After a year of enthusing about Burning Empires, ripping off its mechanics for Exalted rules and con games, and quietly passing around the comics amongst potential players, I’m finally going to run the bloody thing.

I’ve got a tutorial planned out to teach the basics before world/character burning, but I’m a little concerned the book itself is going to bottleneck our character burning time as people flip back and forth between lifepaths, skills, traits etc. That’s not a slam on the book’s organisation, it’s natural for a system of this size. It’ll just be the first big game we’ve played in a while without 3+ copies of the core at the table.

Have you guys found any useful tricks for reducing reliance on a single copy of the book during character burning? Should I be buying a pdf and printing out lifepath/skill/trait chapters? Are there online resources I’ve overlooked?

Pass the book around in a circle. Each player picks one lifepath at a time, writes down all the relevant info, then passes the book to the next guy.

Concept is key here. Before you look at the book, people need concepts. If my concept is “Noble Lord fallen on hard times, stealing to get by” then I have at least 3-4 lifepaths already charted for me. If you have a strong concept, then the lifepaths chosen become very apparent.

Now, that being said, I still used both my book and a few printouts of the lifepaths of man so that the players could split into teams while building their characters. I also had them start at the end of the lifepaths, and work backwards. I highly suggest this, as working backwards is far easier than starting at Born whatever and trying to get to their concept’s end point.
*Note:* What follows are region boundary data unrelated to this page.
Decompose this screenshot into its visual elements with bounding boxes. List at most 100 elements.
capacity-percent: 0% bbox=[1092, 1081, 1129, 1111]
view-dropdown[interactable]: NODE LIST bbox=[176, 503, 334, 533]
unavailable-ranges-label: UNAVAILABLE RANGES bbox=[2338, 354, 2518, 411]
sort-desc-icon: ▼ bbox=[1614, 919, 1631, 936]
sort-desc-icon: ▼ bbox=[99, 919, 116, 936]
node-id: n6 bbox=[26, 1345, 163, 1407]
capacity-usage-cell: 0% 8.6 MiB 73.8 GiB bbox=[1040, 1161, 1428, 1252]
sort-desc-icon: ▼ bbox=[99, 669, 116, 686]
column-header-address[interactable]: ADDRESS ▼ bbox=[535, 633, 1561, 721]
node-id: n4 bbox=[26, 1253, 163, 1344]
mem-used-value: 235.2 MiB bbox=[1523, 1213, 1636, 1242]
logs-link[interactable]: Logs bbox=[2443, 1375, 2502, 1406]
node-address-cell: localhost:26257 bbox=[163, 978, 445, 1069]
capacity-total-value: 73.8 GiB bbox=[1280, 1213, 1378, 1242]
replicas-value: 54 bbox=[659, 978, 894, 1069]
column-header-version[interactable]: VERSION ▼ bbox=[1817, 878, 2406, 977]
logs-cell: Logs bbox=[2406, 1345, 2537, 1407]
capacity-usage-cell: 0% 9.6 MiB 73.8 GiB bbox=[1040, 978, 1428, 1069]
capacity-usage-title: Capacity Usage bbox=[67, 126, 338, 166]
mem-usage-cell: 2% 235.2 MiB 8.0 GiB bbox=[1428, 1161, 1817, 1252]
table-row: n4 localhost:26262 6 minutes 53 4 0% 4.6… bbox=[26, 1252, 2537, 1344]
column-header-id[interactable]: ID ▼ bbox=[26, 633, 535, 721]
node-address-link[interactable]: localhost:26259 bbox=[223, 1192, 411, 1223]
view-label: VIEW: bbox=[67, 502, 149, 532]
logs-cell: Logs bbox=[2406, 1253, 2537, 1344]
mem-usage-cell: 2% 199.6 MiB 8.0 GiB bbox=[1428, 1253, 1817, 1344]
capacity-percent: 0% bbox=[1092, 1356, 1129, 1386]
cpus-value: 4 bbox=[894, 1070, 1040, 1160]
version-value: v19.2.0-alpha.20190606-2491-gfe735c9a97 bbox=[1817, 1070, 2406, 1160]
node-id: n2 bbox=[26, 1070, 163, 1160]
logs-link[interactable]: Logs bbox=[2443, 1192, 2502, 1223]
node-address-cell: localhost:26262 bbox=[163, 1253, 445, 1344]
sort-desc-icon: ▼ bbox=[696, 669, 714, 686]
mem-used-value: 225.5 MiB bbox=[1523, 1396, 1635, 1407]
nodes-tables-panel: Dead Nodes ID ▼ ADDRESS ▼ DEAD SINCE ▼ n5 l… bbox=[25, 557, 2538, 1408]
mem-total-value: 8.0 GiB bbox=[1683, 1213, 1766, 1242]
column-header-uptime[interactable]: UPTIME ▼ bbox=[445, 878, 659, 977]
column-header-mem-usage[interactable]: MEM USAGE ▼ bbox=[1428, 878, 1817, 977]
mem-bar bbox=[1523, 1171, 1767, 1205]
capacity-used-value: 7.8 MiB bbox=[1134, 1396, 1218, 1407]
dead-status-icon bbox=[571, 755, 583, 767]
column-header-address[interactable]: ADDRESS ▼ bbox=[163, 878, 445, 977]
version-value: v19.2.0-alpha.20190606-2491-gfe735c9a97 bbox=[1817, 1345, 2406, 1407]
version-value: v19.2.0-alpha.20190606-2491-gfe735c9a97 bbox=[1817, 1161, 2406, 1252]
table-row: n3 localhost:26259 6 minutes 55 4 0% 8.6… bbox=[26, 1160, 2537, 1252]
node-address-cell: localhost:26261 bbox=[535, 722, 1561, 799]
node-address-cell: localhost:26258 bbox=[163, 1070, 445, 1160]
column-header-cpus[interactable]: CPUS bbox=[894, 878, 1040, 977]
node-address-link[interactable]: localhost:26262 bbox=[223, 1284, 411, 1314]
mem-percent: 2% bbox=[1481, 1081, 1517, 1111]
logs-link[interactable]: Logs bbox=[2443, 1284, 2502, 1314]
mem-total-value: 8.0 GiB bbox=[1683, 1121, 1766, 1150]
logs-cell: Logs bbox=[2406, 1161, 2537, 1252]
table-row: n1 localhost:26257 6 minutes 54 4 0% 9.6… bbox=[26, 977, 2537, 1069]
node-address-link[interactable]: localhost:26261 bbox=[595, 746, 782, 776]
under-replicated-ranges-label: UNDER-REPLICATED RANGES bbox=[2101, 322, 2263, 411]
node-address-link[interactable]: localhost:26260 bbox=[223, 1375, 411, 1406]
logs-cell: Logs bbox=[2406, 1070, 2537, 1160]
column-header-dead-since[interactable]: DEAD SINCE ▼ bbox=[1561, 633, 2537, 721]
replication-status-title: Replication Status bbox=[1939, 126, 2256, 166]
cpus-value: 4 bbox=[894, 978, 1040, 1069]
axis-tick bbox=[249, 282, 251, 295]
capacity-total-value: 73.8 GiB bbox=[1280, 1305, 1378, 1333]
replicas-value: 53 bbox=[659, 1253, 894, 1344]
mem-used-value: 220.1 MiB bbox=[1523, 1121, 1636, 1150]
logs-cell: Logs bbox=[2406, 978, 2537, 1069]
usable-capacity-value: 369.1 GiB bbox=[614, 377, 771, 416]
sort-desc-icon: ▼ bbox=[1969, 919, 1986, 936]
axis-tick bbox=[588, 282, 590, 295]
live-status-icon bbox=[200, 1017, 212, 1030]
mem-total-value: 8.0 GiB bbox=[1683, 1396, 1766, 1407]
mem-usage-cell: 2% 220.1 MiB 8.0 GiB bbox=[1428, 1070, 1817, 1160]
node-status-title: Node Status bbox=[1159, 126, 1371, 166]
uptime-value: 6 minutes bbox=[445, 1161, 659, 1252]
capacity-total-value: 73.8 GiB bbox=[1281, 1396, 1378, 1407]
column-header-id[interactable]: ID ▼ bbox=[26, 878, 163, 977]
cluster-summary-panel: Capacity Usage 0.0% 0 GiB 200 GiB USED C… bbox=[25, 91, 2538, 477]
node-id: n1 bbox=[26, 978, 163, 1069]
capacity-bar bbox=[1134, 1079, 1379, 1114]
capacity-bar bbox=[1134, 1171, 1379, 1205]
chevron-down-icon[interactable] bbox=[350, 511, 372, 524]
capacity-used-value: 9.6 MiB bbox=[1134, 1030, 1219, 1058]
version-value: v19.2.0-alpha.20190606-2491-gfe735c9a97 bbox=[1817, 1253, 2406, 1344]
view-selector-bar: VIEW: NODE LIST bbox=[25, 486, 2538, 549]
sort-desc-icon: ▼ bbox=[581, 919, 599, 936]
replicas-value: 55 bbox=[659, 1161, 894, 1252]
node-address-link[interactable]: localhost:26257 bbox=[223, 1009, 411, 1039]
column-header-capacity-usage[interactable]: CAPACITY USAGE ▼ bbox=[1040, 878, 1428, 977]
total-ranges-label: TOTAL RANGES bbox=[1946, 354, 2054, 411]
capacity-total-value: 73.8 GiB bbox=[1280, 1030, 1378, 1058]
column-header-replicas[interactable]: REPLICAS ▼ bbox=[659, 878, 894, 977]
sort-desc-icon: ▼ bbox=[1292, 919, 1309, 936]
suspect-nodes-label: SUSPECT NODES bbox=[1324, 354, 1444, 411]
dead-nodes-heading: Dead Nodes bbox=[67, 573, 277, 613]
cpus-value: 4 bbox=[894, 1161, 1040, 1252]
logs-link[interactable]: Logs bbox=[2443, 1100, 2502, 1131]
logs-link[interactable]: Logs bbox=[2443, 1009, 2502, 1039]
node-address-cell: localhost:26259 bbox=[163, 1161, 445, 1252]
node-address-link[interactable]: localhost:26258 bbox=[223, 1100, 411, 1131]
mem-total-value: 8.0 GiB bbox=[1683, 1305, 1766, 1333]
As a GM, you’ve got characters of your own to create, but remember to keep poking people about what paths their taking, so that you can get some conversation regarding lifepath choices. Making characters should be a group activity, don’t have people huddled in corners planning their guy. Talk lots about lifepath choices, or conceptual hurdles, or skills. This includes, by the way, the GM getting some advice on his own characters.

And this is really important. I’m going to bold it. Have a copy of the skills required for each Maneuver action sitting on the table, and make sure everyone has skills that are on that maneuver. Nothing is more embarassing than not being able to do a Take Action, or a beginner’s luck test because no one thought to pick up Investigative logic or what have you.

With the PDF, you could just print a copy the LP section for each player. That’s what we did around here (before we had books).

-L

When printing the PDF, it prints really nicely at 2 pages per side (on letter-sized paper). That makes it the same size as the actual book.

Another tip, if the text/images look a bit grainy when printing, is to use Adobe’s advanced print option “print as image”.

Thanks guys, that’s solid advice. Time for me to pick up a pdf, I think :slight_smile:

Going backwards is a really good idea. I’ve been doing that for tutorial pregens and it’s made life a lot easier.